Protein structure determination via EPR of endogenous and introduced electron spins

Electron Paramagnetic Resonance (EPR) probes the environment of unpaired electron spins. Short range structural information (within 10 {\AA}ngstr\"{o}ms) can be obtained by determining the identity, number and location of nuclei coupled to the electron spin(s). EPR-based experiments designed to achieve these measurements include continuous wave (CW) EPR, 1-dimensional pulsed techniques (Electron Spin Echo Envelope Modulation or ESEEM), 2-dimensional pulsed techniques (Hyperfine Sublevel Correlation or HYSCORE), double resonance spectroscopy (Electron Nuclear Double Resonance or ENDOR), and High Frequency EPR (HFEPR). These experiments are typically performed on ``endogenous'' electrons spins localized on metal ions, substrate radicals or amino acid radicals in or near enzyme active sites.

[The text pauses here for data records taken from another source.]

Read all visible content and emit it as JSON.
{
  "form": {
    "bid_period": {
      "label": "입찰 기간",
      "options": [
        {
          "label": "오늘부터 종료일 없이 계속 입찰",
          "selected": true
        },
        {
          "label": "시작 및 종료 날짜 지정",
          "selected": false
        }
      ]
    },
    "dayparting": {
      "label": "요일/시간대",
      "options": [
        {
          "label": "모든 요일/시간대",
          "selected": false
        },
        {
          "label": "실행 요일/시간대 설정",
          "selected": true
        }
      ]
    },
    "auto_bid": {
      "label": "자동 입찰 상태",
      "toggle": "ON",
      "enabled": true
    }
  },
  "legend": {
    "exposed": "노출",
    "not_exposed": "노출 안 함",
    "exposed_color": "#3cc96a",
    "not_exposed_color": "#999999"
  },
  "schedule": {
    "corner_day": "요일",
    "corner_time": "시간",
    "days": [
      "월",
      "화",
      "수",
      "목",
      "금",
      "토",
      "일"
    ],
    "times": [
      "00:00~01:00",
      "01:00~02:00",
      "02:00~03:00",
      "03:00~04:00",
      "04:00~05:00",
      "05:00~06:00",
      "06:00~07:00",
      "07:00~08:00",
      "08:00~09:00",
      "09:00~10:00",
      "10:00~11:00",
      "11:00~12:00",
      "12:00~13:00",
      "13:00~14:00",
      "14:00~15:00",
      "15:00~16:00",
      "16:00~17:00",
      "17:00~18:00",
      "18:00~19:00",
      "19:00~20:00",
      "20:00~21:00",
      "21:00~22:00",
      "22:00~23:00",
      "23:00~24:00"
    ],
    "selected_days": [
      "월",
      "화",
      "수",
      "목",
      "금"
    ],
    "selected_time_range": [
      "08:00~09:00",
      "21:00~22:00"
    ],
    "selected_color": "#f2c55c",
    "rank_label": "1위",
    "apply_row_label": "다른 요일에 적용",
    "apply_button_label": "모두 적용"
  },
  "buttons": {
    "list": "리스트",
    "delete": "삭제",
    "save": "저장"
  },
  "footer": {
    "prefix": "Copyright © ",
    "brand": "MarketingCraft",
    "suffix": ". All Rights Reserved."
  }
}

Long range structural information (10--50 {\AA}ngstr\"{o}ms) can be obtained by measuring the dipolar interaction between two or more electron spins using CW and pulsed (Double Electron-Electron Resonance or DEER) techniques. The electron spins for these measurements are typically ``introduced'' into the system under study using site directed spin labeling (SDSL). This technique expands the applicability of EPR to macromolecules that do not contain an endogenous electron spin, and allows long range structure determination in large molecular weight samples without the requirement of single crystals. Examples of all of these EPR-based techniques will be presented as applied to a variety of protein systems, including Prostaglandin H Synthase, PI 3-Kinase, Prion protein and models, and ribonucleotide reductase.